Thomas Hardy: The Woodlanders

34. CHAPTER XXXIV.

It was at the beginning of April, a few days after the meeting between Grace and Mrs. Charmond in the wood, that Fitzpiers, just returned from London, was travelling from Sherton-Abbas to Hintock in a hired carriage. In his eye there was a doubtful light, and the lines of his refined face showed a vague disquietude. He appeared now like one of those who impress the beholder as having suffered wrong in being born.

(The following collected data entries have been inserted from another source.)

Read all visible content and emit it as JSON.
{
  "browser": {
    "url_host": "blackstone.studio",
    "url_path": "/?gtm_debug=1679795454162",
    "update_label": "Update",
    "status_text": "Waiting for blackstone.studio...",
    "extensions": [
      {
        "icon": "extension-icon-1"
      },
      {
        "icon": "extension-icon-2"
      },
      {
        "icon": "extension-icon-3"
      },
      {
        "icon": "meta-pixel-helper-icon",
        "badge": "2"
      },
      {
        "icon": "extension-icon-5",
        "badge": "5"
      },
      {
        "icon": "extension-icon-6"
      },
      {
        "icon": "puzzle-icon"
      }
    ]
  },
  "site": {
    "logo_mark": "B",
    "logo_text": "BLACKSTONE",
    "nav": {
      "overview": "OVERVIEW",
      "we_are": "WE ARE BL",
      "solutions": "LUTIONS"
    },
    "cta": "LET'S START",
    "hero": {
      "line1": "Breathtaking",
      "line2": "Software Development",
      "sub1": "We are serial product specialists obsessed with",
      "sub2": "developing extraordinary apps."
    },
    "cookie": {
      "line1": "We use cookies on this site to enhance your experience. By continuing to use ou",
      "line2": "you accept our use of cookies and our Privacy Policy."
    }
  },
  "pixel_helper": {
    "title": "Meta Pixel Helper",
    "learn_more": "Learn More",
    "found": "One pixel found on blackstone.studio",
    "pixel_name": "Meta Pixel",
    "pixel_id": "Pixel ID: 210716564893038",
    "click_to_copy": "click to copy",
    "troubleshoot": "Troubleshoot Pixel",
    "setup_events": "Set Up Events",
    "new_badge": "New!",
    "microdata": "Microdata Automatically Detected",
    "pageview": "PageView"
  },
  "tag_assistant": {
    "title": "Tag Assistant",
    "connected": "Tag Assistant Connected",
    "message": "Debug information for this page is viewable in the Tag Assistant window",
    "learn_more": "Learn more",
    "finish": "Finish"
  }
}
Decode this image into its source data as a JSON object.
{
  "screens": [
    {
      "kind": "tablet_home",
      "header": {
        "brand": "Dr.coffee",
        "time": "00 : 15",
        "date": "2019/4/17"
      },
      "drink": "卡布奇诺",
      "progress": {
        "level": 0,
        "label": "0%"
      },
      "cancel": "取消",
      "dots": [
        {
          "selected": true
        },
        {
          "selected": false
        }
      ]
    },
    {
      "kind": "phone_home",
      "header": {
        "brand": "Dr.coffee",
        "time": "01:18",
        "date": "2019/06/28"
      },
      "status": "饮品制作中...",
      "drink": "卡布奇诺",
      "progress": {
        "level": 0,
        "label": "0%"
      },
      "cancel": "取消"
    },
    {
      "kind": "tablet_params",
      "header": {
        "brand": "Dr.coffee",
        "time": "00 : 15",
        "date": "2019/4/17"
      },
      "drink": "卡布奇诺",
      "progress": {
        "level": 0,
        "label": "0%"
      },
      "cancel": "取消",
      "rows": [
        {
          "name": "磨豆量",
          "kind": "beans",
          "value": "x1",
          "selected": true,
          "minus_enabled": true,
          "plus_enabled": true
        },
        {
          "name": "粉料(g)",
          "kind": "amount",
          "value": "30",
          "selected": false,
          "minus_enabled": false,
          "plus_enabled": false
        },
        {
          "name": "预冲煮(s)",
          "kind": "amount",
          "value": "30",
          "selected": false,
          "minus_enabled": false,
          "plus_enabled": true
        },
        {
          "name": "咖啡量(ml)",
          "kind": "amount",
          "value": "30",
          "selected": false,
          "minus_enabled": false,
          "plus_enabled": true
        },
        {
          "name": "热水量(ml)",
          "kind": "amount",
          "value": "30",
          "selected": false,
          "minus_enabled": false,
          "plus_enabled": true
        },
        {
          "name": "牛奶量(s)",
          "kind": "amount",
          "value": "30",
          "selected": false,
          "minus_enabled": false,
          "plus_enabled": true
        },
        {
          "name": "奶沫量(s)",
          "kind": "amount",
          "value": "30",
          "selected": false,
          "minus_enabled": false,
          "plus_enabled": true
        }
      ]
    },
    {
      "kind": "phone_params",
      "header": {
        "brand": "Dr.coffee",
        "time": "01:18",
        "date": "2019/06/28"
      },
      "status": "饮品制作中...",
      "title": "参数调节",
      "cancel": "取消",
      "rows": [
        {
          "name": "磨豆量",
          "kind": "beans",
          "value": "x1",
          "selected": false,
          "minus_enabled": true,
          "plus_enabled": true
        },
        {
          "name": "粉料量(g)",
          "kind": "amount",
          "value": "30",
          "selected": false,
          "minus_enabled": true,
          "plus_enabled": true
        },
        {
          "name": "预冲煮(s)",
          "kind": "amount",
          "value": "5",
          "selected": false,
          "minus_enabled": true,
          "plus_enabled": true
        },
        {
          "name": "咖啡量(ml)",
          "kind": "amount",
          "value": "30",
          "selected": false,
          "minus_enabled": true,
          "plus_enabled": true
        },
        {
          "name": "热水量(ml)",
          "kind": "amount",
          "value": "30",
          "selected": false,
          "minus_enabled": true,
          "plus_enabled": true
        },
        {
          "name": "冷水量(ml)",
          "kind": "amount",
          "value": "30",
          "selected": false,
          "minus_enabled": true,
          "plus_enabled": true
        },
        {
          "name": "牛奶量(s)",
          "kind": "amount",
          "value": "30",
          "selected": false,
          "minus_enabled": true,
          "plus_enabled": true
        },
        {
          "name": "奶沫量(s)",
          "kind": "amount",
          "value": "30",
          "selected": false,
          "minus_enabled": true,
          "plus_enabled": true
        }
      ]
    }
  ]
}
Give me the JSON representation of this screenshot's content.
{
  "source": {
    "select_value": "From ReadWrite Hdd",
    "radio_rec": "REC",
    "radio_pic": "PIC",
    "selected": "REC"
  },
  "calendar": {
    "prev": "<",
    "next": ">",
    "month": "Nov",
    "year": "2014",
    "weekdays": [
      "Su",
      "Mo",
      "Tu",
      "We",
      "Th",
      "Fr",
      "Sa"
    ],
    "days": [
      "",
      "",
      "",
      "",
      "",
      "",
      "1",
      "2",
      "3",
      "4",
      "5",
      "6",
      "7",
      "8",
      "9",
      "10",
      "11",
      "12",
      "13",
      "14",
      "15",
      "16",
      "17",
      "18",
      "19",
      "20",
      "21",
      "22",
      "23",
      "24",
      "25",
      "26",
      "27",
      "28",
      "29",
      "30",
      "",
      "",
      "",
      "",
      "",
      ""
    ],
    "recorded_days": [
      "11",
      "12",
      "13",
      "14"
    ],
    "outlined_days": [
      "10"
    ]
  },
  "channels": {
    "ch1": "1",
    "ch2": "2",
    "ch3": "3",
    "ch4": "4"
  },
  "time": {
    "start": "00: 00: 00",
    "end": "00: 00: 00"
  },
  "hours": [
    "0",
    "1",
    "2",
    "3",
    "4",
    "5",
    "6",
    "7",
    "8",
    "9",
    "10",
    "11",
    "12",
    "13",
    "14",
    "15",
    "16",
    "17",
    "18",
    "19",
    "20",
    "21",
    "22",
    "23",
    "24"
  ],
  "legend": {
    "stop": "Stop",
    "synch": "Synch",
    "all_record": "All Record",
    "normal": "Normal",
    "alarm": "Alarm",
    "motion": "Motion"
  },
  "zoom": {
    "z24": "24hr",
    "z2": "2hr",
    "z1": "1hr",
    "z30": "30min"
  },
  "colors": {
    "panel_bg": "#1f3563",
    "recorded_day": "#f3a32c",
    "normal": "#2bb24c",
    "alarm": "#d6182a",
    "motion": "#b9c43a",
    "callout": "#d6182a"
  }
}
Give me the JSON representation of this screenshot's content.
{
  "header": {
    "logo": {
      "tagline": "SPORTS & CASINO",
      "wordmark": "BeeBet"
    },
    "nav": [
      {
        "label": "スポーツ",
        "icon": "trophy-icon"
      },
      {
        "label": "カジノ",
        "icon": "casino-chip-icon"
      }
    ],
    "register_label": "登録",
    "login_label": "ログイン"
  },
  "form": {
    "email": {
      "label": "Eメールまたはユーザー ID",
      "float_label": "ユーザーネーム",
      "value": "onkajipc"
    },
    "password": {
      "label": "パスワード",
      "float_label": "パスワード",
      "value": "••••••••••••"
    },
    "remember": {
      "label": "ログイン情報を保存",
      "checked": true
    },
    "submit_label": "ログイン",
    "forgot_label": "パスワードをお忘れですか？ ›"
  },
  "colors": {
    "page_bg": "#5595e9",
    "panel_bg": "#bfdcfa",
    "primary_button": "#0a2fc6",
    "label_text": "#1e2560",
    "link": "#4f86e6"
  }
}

His position was in truth gloomy, and to his appreciative mind it seemed even gloomier than it was. His practice had been slowly dwindling of late, and now threatened to die out altogether, the irrepressible old Dr. Jones capturing patients up to Fitzpiers's very door. Fitzpiers knew only too well the latest and greatest cause of his unpopularity; and yet, so illogical is man, the second branch of his sadness grew out of a remedial measure proposed for the first--a letter from Felice Charmond imploring him not to see her again. To bring about their severance still more effectually, she added, she had decided during his absence upon almost immediate departure for the Continent.

The time was that dull interval in a woodlander's life which coincides with great activity in the life of the woodland itself-- a period following the close of the winter tree-cutting, and preceding the barking season, when the saps are just beginning to heave with the force of hydraulic lifts inside all the trunks of the forest.

Winterborne's contract was completed, and the plantations were deserted. It was dusk; there were no leaves as yet; the nightingales would not begin to sing for a fortnight; and "the Mother of the Months" was in her most attenuated phase--starved and bent to a mere bowed skeleton, which glided along behind the bare twigs in Fitzpiers's company

When he reached home he went straight up to his wife's sitting-room. He found it deserted, and without a fire. He had mentioned no day for his return; nevertheless, he wondered why she was not there waiting to receive him. On descending to the other wing of the house and inquiring of Mrs. Melbury, he learned with much surprise that Grace had gone on a visit to an acquaintance at Shottsford-Forum three days earlier; that tidings had on this morning reached her father of her being very unwell there, in consequence of which he had ridden over to see her.